L'annonce du décès à Marseille d'un enfant de neuf ans d'une forme proche de la maladie de Kawasaki, décrite chez de jeunes patients ayant été en contact avec le coronavirus, n'est pas faite pour rassurer les parents, selon le directeur du centre social. 

Le tryptique des urgences

Médecin à l'hôpital Nord de Marseille, Annie Lévy-Mozziconacci suit depuis le début de l'épidémie ces populations défavorisées.

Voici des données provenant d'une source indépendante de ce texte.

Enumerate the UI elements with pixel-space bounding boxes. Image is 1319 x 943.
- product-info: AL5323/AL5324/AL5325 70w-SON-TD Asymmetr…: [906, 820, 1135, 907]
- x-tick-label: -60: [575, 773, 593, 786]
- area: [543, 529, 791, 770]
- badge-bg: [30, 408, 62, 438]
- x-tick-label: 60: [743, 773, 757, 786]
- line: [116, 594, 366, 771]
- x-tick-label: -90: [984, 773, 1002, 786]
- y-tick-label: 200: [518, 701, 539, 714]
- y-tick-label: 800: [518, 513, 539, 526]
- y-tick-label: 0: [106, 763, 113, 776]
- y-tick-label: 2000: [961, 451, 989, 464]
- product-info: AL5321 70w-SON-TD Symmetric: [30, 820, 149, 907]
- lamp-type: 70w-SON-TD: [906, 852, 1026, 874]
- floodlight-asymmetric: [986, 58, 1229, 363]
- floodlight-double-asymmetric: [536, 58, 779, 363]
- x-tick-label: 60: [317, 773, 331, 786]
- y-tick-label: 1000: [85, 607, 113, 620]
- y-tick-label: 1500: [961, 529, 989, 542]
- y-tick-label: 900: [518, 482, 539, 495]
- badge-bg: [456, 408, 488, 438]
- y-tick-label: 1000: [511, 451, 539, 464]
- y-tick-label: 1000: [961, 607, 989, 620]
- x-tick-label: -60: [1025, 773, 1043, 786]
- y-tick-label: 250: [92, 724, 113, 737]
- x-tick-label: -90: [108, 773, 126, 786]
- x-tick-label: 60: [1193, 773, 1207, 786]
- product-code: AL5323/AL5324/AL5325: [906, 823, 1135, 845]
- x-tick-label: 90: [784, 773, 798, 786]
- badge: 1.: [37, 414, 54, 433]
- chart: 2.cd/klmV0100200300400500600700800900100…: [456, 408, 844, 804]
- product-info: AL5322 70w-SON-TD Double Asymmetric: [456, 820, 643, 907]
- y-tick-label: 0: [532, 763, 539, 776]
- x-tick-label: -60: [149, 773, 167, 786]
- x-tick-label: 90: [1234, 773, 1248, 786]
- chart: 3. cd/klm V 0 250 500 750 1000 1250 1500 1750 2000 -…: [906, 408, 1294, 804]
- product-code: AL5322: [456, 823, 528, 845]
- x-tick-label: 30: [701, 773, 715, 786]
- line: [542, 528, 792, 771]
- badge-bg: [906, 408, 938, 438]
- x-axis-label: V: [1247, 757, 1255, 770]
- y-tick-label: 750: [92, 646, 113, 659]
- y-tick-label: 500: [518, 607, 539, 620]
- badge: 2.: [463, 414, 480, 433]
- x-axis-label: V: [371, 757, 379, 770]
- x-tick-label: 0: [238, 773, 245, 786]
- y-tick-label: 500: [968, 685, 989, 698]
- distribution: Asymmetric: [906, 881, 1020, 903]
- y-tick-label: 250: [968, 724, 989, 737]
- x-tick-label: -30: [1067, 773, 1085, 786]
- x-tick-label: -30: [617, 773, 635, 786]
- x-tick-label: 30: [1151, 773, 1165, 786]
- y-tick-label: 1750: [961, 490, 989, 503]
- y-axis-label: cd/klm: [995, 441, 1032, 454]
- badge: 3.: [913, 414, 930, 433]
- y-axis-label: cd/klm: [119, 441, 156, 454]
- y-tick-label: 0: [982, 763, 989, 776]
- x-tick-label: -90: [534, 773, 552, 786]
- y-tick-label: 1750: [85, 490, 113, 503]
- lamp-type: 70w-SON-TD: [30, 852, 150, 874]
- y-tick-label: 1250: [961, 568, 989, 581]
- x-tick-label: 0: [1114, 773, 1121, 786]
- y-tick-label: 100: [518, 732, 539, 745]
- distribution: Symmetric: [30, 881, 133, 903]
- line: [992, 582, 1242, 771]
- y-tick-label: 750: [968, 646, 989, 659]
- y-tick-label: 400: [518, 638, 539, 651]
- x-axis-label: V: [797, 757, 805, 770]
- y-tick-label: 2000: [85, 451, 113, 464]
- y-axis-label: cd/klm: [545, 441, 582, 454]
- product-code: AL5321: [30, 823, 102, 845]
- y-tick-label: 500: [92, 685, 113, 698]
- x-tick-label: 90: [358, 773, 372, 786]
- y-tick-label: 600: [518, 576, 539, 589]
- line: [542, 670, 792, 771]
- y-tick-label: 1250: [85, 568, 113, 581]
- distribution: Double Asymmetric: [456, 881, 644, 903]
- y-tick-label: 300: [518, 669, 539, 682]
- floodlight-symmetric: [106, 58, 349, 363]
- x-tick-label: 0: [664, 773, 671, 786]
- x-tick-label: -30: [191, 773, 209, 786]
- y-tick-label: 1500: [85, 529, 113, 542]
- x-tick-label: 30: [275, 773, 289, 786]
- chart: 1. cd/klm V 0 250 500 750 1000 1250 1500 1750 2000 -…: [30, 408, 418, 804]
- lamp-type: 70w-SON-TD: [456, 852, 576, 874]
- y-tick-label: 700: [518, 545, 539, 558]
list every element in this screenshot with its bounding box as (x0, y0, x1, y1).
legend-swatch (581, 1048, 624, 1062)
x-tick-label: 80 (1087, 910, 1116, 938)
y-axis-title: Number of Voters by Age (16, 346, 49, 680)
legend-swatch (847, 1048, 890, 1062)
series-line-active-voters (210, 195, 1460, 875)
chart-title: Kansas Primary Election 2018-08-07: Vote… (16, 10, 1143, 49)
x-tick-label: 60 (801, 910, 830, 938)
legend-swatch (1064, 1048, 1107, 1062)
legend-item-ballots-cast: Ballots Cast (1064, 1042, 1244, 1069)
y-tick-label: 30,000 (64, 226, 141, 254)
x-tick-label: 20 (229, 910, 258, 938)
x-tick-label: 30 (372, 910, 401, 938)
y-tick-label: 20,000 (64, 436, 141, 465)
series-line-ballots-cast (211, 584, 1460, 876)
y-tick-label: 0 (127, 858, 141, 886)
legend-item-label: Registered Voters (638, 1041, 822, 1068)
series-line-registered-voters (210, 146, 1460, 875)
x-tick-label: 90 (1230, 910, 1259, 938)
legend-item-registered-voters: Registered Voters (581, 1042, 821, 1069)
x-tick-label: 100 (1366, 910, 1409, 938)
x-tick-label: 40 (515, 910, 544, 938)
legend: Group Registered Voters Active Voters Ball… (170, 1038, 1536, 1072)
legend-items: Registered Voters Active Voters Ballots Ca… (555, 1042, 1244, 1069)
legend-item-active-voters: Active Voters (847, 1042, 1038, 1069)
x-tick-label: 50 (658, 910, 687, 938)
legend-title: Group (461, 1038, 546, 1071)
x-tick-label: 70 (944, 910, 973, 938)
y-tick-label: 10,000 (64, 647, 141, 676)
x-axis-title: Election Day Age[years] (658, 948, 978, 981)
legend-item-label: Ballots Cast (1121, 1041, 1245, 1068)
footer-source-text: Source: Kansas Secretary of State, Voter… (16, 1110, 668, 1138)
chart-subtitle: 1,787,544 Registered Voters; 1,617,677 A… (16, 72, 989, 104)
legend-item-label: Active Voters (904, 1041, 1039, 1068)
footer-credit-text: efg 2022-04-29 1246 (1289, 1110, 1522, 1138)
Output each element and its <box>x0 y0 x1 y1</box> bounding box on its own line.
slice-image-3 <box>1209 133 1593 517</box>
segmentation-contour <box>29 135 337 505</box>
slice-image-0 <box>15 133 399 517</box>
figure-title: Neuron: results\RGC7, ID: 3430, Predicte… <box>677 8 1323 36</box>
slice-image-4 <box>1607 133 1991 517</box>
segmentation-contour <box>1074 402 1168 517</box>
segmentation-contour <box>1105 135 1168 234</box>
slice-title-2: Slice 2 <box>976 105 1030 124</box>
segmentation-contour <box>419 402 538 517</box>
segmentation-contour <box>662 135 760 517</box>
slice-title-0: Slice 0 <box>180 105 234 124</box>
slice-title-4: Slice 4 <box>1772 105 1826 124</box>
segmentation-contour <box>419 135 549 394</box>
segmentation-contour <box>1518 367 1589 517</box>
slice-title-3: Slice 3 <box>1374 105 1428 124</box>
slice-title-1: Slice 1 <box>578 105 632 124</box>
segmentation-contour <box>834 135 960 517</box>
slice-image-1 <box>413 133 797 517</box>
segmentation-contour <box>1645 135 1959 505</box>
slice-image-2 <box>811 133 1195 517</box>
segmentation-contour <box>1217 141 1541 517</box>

Pour la médecin, l'urgence est triple" sociale, sanitaire et éducative".

A la problématique du confinement dans des appartements suroccupés, se sont ajoutées la question sanitaire et des difficultés d’ordre sociale, de privation de la nature et de la culture. "Le bien-être passe par le fait de manger à sa faim, de pouvoir être soigné correctement, mais aussi par la nourriture de l'âme", explique le docteur Lévy-Mozziconacci, également élue de l'opposition. 

"Pouvoir sortir s'aérer et se reconnecter au vivant, à la nature, avoir accès à la culture à l'art, c'est primordial après ces semaines d'enfermement"
.

La solution passe par "des dépistages plus nombreux pour permettre la réouverture des théatres, des cinémas, de bibliothèques" pour que l'art et la culture soient de nouveau accessibles, estime-t-elle.

Un souhait partagé par Nassim Khelladi qui réfléchit déjà dans son centre social à "l'après-école", pour l'organisation de vacances avec des centres aérés, des colonies de vacances, "pour raccrocher les élèves sortis des radars".